2. Don’t Write Vanilla Job Titles
For hints, study your competitors’ opportunities for job title variation ideas that might accurately represent your employment need. Just remember that your job title can’t be so long that it will be cut off in SERPs or wrap to too many additional lines when applicants view your position listings page on their smartphone screens.
3. Model Your Snippets Based On Job Seeker Preferences
Depending on whether you host job descriptions on your corporate website or you use a recruiting software application, you may or may not have easy access to write a customized meta description for each job listing page.
In the event that you don’t have that functionality, you must carefully craft the first couple of sentences of your job description body text to include the keywords that will resonate with job seekers.
Above all, consider your labor market as a means to hone in on the type of unique selling proposition you should highlight in the first section. Here are some potential approaches:
- Skills / Duties – This is the approach I recommend most of the time. Think about the occupation-specific keywords that job seekers are most likely to use to search for your job listing and include them in the first sentence so they show up in the snippet candidates see in SERPs. This will make it more likely that your organic listing will appear higher in results, too. Specifically, restate the job title in the first sentence.
- Pay – Know that when you include numerical details about compensation in your job listing (even if they are at the bottom of the description) the search snippet may include the dollar amount. Some employers choose to include this information to attract and convert potential applicants who are especially compensation focused (e.g., sales professionals) or because they are paying a higher wage for certain positions relative to other competitors in the market.
- Availability – If it’s difficult to source applicants for shift work in your area, then your leading keywords should include commentary on the working hours and days of the week required for the right job candidate.
- Company Brand – If you are an extremely large organization, then you may be able to get away with leading with information about your company in the first paragraph. This would only be a viable approach if your potential job applicants are likely to search the internet based on your organization’s name. This approach is more suitable for sponsored job board ads that you know will have premium real estate, despite a shortage of position-specific keywords in the snippet.

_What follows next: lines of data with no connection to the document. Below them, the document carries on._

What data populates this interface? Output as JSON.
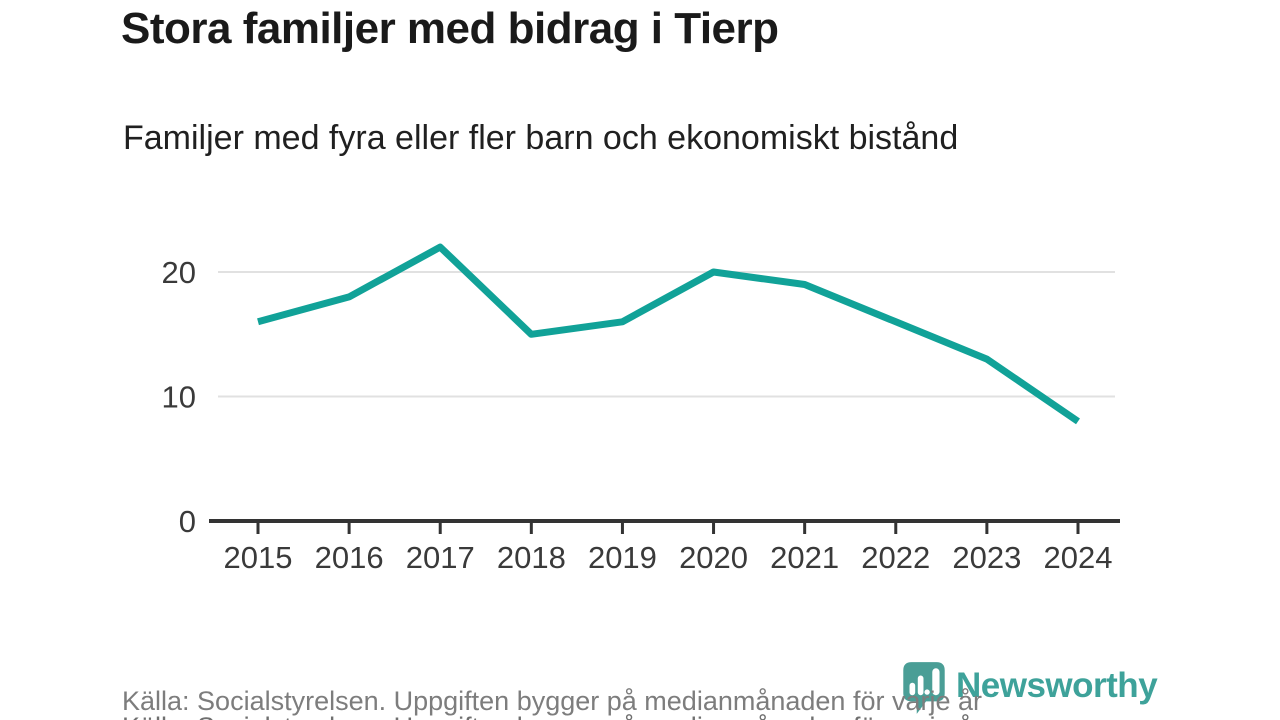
{
  "header": {
    "title": "Stora familjer med bidrag i Tierp",
    "subtitle": "Familjer med fyra eller fler barn och ekonomiskt bistånd"
  },
  "chart_data": {
    "type": "line",
    "title": "Stora familjer med bidrag i Tierp",
    "subtitle": "Familjer med fyra eller fler barn och ekonomiskt bistånd",
    "categories": [
      "2015",
      "2016",
      "2017",
      "2018",
      "2019",
      "2020",
      "2021",
      "2022",
      "2023",
      "2024"
    ],
    "series": [
      {
        "name": "Familjer med fyra eller fler barn och ekonomiskt bistånd",
        "values": [
          16,
          18,
          22,
          15,
          16,
          20,
          19,
          16,
          13,
          8
        ]
      }
    ],
    "xlabel": "",
    "ylabel": "",
    "ylim": [
      0,
      23.5
    ],
    "yticks": [
      0,
      10,
      20
    ],
    "grid": "horizontal-only",
    "legend_position": "none",
    "line_color": "#11a298"
  },
  "footer": {
    "source": "Källa: Socialstyrelsen. Uppgiften bygger på medianmånaden för varje år",
    "brand": "Newsworthy"
  },
  "icons": {
    "logo_icon": "newsworthy-speech-bubble-barchart-icon"
  },
  "colors": {
    "line": "#11a298",
    "logo_bubble": "#4a9e96",
    "brand_text": "#3ea29a",
    "gridline": "#e1e1e1",
    "axis": "#333333",
    "tick_label": "#3a3a3a",
    "title_text": "#1a1a1a",
    "subtitle_text": "#202020",
    "source_text": "#7d7d7d",
    "background": "#ffffff"
  }
}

4. Write for Readability First, Then Add Keywords
Instead of forcing a job description to use potentially awkward-sounding long tail keyword phrases, wordsmith a description that is both compelling and informative to applicant personas. Once the initial draft is done, go back and sprinkle in the most important keywords, as well as relevant co-occurring terms. Finally, be mindful of the keyword density for your job description so that the finished product isn’t keyword-stuffed.
5. Use Images & Video
Even though most job board search results point to landing pages that include familiar text elements such as job title, position preview, essential responsibilities and qualifications, that doesn’t mean you can’t break the mold and utilize images and embedded video. Many hiring software platforms will offer job description WYSIWYG editors that support the inclusion of images and video. Just make sure to include keyword-rich alt tags and video transcripts with your visual assets.
By giving potential job candidates a feast for the eyes, as well as more finely-tuned job information, you are more likely to engage them to click through to your landing page and start the application process. Use these five ideas to do exactly that and start converting more job applicants today.